Thursday, August 09, 2012

The Log, She Grew


“It is with us as with timber. Every knot and shake in a board reveals some disease or injury that overtook the log when it was growing. A gentleman named Jean Pigeon, who once built a frame house for me, put this in a nutshell. He said: `Everything which a tree she has experienced in the forest she takes with her into the house.' That is the law for us all, each in his or her own land.”

I love that Kipling included Pigeon’s gendered French nouns: “with a tree she has experienced… she takes with her into the house.” I also love the idea that I am like a board that reveals disease and injury incurred while growing. 

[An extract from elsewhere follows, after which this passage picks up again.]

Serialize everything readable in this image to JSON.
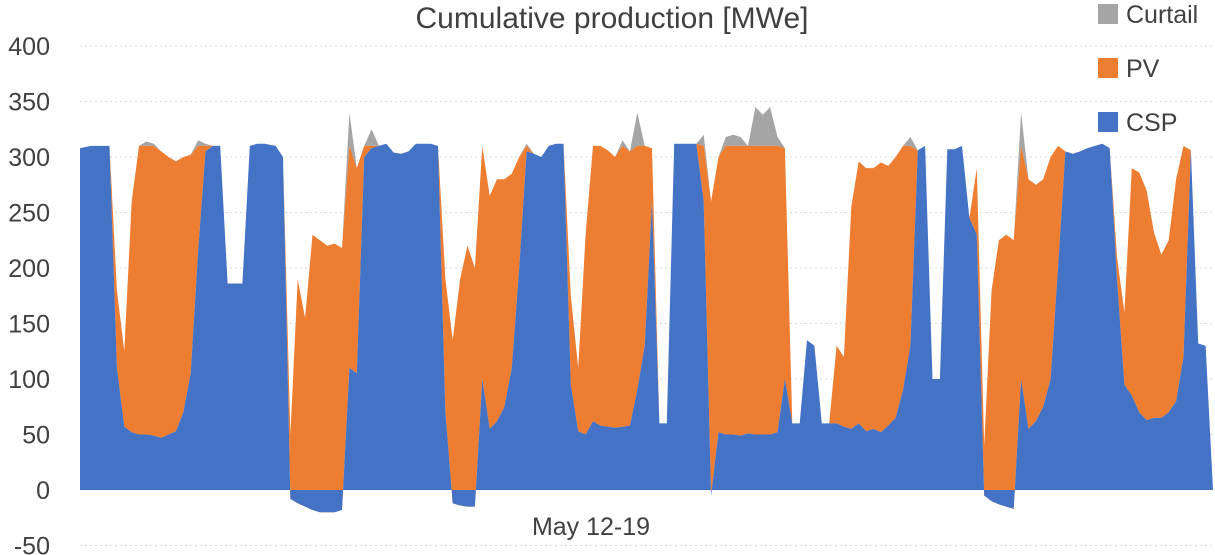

Tom Robbins once said that when people tell you to shut up they mean stop talking; and when people tell you to grow up the mean stop growing. The name of my blog is based on a premise that, like a tree, my lifelong growth will stop only upon my death.

I may no longer have growth spurts like a young sapling, and I may lean over a bit like the old eucalyptus at the top of the driveway, but I’m still hanging out here in the forest trying to overcome drought, pestilence and the other miscellaneous assorted slings and arrows of outrageous fortune. 

So, technically, even though the rate of my blogging has slowed, this blog, she still grows.


2 comments:

Martha in Michigan said...

Uh, isn't that eucalyptus leaning toward the house? Makes me nervous!

Whiskeymarie said...

I never comment, but this blog? I love.
Post every day or every year- I'll be here.